Ingersoll Rand's Adjusted EBITDA—a measure of earnings before interest, taxes, depreciation, and amortization, plus other adjustments—actually increased to $509.4 million from $494.6 million in the prior-year quarter. This metric suggests that, setting aside the accounting write-downs, the underlying profitability of the business remains strong.
Furthermore, the company's cash generation tells a positive story. For the first six months of 2025, cash flow from operations was $502.1 million, an improvement from $466.5 million in the same period of 2024. This demonstrates that despite the accounting loss, the company's ability to generate cash from its daily operations is not only intact but growing.
Ingersoll Rand's second quarter presents a tale of two realities. On one hand, the company is successfully growing its revenue, with its Precision and Science Technologies segment showing impressive momentum. On the other, significant impairment charges have wiped out GAAP profits for the quarter, reflecting a sober reassessment of past acquisitions.
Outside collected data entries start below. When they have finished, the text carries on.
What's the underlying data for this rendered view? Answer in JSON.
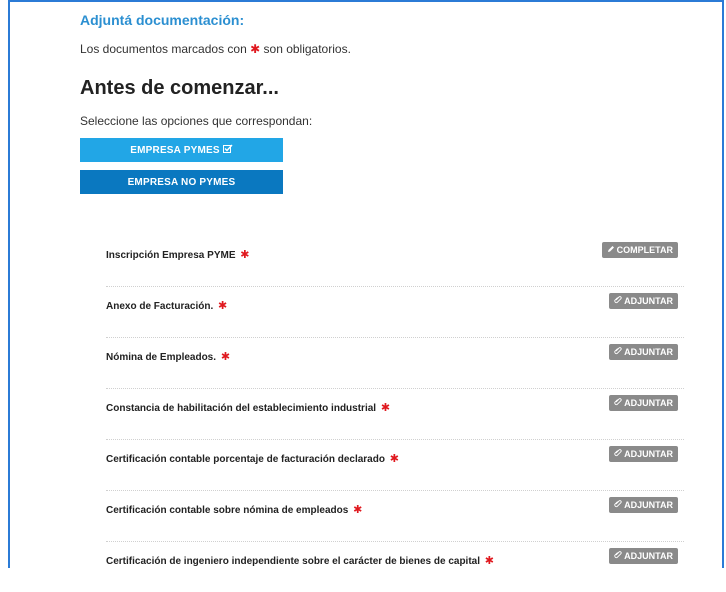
{
  "header": {
    "section_title": "Adjuntá documentación:",
    "required_note_prefix": "Los documentos marcados con",
    "required_note_suffix": "son obligatorios.",
    "required_marker": "✱"
  },
  "intro": {
    "title": "Antes de comenzar...",
    "instruction": "Seleccione las opciones que correspondan:"
  },
  "options": [
    {
      "label": "EMPRESA PYMES",
      "selected": true,
      "icon": "checkbox-checked-icon"
    },
    {
      "label": "EMPRESA NO PYMES",
      "selected": false
    }
  ],
  "documents": [
    {
      "label": "Inscripción Empresa PYME",
      "required": true,
      "action": "COMPLETAR",
      "action_icon": "pencil-icon"
    },
    {
      "label": "Anexo de Facturación.",
      "required": true,
      "action": "ADJUNTAR",
      "action_icon": "paperclip-icon"
    },
    {
      "label": "Nómina de Empleados.",
      "required": true,
      "action": "ADJUNTAR",
      "action_icon": "paperclip-icon"
    },
    {
      "label": "Constancia de habilitación del establecimiento industrial",
      "required": true,
      "action": "ADJUNTAR",
      "action_icon": "paperclip-icon"
    },
    {
      "label": "Certificación contable porcentaje de facturación declarado",
      "required": true,
      "action": "ADJUNTAR",
      "action_icon": "paperclip-icon"
    },
    {
      "label": "Certificación contable sobre nómina de empleados",
      "required": true,
      "action": "ADJUNTAR",
      "action_icon": "paperclip-icon"
    },
    {
      "label": "Certificación de ingeniero independiente sobre el carácter de bienes de capital",
      "required": true,
      "action": "ADJUNTAR",
      "action_icon": "paperclip-icon"
    }
  ],
  "colors": {
    "accent": "#2b8fd1",
    "primary_button": "#22a6e6",
    "secondary_button": "#0a78c0",
    "required_star": "#e0191f",
    "action_button": "#8a8a8a"
  }
}
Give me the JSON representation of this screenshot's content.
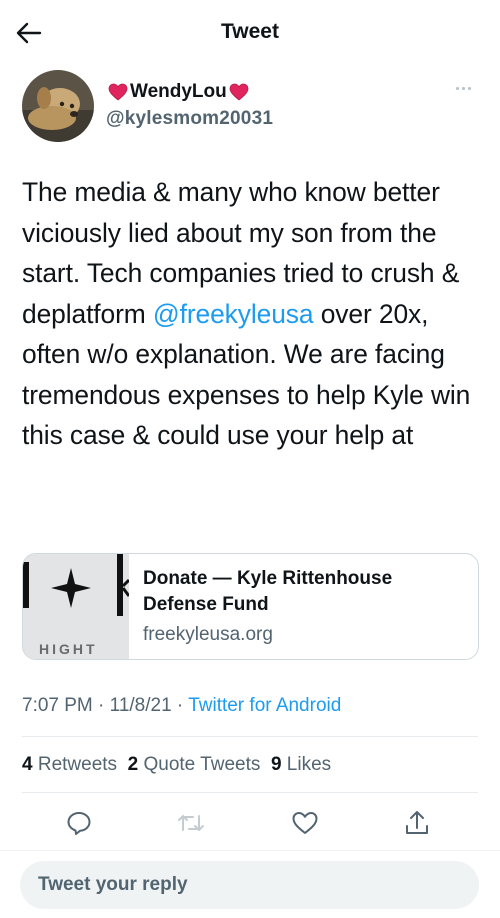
{
  "header": {
    "title": "Tweet",
    "back_icon": "arrow-left-icon"
  },
  "author": {
    "display_name": "WendyLou",
    "handle": "@kylesmom20031",
    "heart_color": "#e0245e",
    "more_icon": "more-icon"
  },
  "tweet": {
    "text_before": "The media & many who know better viciously lied about my son from the start. Tech companies tried to crush & deplatform ",
    "mention": "@freekyleusa",
    "text_after": " over 20x, often w/o explanation. We are facing tremendous expenses to help Kyle win this case & could use your help at"
  },
  "card": {
    "title": "Donate — Kyle Rittenhouse Defense Fund",
    "domain": "freekyleusa.org",
    "thumb_text": "HIGHT"
  },
  "meta": {
    "time": "7:07 PM",
    "separator": "·",
    "date": "11/8/21",
    "source": "Twitter for Android"
  },
  "stats": {
    "retweets_count": "4",
    "retweets_label": "Retweets",
    "quotes_count": "2",
    "quotes_label": "Quote Tweets",
    "likes_count": "9",
    "likes_label": "Likes"
  },
  "actions": {
    "reply_icon": "reply-icon",
    "retweet_icon": "retweet-icon",
    "like_icon": "like-icon",
    "share_icon": "share-icon"
  },
  "reply": {
    "placeholder": "Tweet your reply"
  },
  "colors": {
    "accent": "#1d9bf0",
    "secondary_text": "#536471",
    "primary_text": "#0f1419"
  }
}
While the net loss is a headline grabber, the strong Adjusted EBITDA and robust operating cash flow provide a more optimistic view of the company's core operational strength. The impairments are a backward-looking adjustment, but they highlight the inherent risks of an acquisition-heavy strategy. For investors, the focus will be on the company's ability to continue integrating its acquisitions effectively and maintain its strong cash-generating capabilities moving forward.